Keempat, mendukung atau bergabung dalam suatu konsorsium. Perusahaan dalam hal ini turut mendirikan, menjadi anggota atau mendukung suatu lembaga sosial yang didirikan untuk tujuan sosial tertentu. Pola ini lebih berorientasi pada pemberian hibah perusahaan yang bersifat “hibah pembangunan”.
Perusahaan sebagai sistem, dalam keberlanjutan dan keseimbangannya tidak bisa berdiri sendiri. Dari berbagai pengalaman program tanggung jawab sosial perusahaan di Indonesia serta di berbagai belahan dunia lain, kiranya dapat diambil kesimpulan bahwa kemitraan multiaktor merupakan pilihan yang paling baik, walaupun ini juga bukan merupakan panacea, obat ampuh untuk seluruh penyakit.

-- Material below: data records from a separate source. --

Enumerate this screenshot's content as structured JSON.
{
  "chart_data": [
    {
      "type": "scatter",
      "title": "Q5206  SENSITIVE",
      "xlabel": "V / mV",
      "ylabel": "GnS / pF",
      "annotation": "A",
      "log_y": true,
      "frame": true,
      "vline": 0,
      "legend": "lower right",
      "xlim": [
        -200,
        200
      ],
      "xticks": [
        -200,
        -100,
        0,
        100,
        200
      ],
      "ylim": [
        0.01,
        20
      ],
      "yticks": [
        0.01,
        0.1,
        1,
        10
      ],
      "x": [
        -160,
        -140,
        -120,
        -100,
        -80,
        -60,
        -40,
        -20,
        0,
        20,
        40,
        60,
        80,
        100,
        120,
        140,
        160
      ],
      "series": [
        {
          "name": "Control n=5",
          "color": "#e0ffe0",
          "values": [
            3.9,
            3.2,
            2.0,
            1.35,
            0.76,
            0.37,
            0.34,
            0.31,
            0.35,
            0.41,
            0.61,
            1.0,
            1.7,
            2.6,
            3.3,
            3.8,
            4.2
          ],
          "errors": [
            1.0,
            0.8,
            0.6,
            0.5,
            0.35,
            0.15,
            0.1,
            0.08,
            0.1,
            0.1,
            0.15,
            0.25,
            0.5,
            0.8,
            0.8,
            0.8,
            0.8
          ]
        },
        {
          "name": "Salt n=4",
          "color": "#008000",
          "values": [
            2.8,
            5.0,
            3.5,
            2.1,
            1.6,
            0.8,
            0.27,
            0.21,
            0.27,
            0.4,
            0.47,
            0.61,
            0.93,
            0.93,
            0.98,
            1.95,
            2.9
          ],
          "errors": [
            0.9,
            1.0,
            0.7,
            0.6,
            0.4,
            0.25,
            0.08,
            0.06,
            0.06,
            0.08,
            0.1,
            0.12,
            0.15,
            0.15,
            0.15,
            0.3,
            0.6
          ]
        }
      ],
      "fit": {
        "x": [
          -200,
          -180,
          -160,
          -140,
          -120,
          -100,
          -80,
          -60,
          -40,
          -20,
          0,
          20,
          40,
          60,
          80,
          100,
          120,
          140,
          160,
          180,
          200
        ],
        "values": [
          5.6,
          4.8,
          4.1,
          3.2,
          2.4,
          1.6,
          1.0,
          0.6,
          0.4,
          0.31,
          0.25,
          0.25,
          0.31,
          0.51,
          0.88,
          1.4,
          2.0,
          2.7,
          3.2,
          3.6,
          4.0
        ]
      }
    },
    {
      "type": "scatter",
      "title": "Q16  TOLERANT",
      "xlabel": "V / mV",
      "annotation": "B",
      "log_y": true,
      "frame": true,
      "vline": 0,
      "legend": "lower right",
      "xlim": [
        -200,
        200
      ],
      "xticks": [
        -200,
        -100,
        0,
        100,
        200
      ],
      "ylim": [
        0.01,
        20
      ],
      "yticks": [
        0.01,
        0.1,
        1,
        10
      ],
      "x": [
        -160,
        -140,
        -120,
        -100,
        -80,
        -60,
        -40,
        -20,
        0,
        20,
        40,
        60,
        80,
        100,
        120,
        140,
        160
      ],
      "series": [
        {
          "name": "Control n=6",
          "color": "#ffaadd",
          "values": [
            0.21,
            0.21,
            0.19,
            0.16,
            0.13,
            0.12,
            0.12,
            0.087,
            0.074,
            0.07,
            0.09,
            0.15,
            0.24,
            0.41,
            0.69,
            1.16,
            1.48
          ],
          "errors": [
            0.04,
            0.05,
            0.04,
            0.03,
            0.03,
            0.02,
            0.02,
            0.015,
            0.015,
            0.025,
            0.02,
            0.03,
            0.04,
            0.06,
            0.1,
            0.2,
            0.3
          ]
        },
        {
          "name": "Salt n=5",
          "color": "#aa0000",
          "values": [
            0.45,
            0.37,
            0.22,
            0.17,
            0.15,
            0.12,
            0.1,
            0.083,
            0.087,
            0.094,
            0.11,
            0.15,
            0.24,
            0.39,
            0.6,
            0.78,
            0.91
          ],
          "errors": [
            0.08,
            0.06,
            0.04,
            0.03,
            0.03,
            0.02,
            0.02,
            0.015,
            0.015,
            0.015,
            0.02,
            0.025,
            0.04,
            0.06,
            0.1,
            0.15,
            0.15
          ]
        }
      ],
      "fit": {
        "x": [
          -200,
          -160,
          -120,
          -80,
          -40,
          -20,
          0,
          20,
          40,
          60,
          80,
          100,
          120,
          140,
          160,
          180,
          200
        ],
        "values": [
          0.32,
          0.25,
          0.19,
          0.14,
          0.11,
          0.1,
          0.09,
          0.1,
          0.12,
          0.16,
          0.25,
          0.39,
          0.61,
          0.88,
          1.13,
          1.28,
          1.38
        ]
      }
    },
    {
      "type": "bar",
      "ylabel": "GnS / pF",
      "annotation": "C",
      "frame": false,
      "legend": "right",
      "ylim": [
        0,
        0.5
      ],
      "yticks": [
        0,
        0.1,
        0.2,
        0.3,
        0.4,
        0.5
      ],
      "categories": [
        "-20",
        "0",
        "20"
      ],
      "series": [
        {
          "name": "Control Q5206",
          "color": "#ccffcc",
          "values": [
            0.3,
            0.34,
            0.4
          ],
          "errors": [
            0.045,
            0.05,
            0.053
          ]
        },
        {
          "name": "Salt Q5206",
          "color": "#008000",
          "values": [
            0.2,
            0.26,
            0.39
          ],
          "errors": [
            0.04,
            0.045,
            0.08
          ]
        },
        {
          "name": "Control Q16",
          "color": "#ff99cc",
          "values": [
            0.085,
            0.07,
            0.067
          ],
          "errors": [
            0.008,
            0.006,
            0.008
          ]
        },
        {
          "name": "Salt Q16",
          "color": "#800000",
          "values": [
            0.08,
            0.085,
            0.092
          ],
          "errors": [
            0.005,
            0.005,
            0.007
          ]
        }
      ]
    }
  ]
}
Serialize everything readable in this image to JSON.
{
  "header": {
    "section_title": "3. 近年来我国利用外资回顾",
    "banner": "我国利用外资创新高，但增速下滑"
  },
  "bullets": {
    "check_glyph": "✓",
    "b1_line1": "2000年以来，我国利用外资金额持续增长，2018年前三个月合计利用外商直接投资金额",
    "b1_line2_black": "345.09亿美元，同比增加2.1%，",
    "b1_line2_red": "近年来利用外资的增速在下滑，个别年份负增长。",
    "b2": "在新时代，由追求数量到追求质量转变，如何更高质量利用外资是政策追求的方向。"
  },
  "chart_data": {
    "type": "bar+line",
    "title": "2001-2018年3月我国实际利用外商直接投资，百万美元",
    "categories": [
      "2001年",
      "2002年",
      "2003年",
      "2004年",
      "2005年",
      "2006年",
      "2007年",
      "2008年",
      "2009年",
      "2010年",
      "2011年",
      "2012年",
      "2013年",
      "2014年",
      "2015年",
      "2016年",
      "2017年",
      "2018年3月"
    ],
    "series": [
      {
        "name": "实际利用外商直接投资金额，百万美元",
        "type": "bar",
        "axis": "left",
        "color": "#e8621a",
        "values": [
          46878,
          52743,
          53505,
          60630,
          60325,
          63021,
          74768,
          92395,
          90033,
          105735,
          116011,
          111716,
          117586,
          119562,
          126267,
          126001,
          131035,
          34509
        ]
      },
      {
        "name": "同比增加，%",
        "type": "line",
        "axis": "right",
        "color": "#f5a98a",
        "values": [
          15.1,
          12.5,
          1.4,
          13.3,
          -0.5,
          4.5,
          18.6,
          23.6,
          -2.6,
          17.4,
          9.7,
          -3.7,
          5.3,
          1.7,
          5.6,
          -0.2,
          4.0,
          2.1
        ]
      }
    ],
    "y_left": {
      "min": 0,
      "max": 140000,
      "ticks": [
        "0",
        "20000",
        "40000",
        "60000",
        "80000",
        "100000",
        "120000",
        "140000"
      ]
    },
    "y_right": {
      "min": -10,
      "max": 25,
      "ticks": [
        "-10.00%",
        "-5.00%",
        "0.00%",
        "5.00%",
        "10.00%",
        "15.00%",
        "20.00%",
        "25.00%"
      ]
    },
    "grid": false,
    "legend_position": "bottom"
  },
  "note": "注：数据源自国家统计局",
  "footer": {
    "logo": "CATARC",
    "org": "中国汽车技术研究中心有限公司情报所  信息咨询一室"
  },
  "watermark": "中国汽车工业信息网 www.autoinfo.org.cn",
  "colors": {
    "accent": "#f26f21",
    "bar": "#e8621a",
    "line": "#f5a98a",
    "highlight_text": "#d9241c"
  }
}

Tiga Indikator Capaian CSR
Lain itu, model apa pun yang akan digunakan merupakan pilihan dari pimpinan dan manajemen perusahaan itu sendiri. Intinya adalah program CSR yang dilakukan wajib memenuhi tiga indikator capaian, sebagaimana diungkapkan Roby Cahyadi dalam sebuah artikel (2012), yakni keuntungan bagi perusahaan, kesejahteraan masyarakat, dan kelestarian lingkungan.
Indikator pertama, keuntungan perusahaan, memiliki arti bahwa program CSR itu sebagai bentuk kepedulian terhadap masyarakat sekitar. Jika CSR dipandang sebagai investasi masa depan, perusahaan akan mendapatkan manfaatnya di tahun-tahun mendatang. Setidaknya citra baik masyarakat akan memperpanjang umur perusahaan dan produk mereka akan diterima dengan baik.
Indikator kedua, kesejahteraan masyarakat, diukur dengan capaian program CSR itu dapat mengubah masyarakat. Misalnya, mengubah masyarakat miskin menjadi tidak miskin atau setidaknya meningkatkan taraf hidup mereka. Capaian sejahtera dalam program CSR tidak hanya dipandang dari sisi ekonomi, juga sisi sosial.
Indikator ketiga, kelestarian lingkungan. Program CSR tentu melihat lingkungan dan alam sekitar sebagai ekosistem yang patut dijaga kelestariannya. Program kebersihan lingkungan, penghijauan, serta penanaman pohon guna menjaga ketersediaan air dan kualitas udara. Skala produksi, misalnya, diawali dengan peningkatan kualitas produk yang ramah lingkungan, analisis dampak lingkungan terhadap sampah atau sisa produksi serta lingkungan pabrik yang nyaman dan aman terhadap keberlangsungan makhluk hidup. Semua itu perlu mendapat dukungan akademisi dan para ahli.
Baca selengkapnya dalam “CSR Communication: A Framework for PR Practitioners; Ujang Rusdianto, Graha Ilmu, Yogayakarta, 2013, hlm. 14

Postingan populer dari blog ini

Pemberdayaan Masyarakat dan Bias Program Pembangunan

Jakarta, 1 Juli 2014 (Ujang Rusdianto) - Bukan pembahasan baru, jika pemberdayaan masyarakat harus pula melibatkan masyarakat di dalamnya. Sudah seharusnya pula, bahwa pembangunan di berbagai bidang sekarang ini menitikberatkan pada pemberdayaan masyarakat. Hal ini merupakan upaya meningkatkan kemampuan dan kemandirian masyarakat sebagai objek dan subjek pembangunan. Harus kita akui, keberhasilan suatu program pembangunan baik ditingkat pusat maupun daerah tidak terlepas dari peran serta masyarakat, sebab peran serta masyarakat yang diabaikan dalam pembangunan, rentan dengan penyimpangan-penyimpangan terhadap tujuan dari pembangunan yaitu upaya peningkatan kesejahteraan masyarakat. Dengan dilibatkannya masyarakat dalam pembangunan diberbagai sektor, diharapkan akan kembali memberikan manfaat kepada masyarakat, dimana masyarakat berkesempatan memberikan pengawasan terhadap pembangunan yang sedang berlangsung. Selain itu, motivasi untuk menjaga dan memelihara hasil-hasil pemban...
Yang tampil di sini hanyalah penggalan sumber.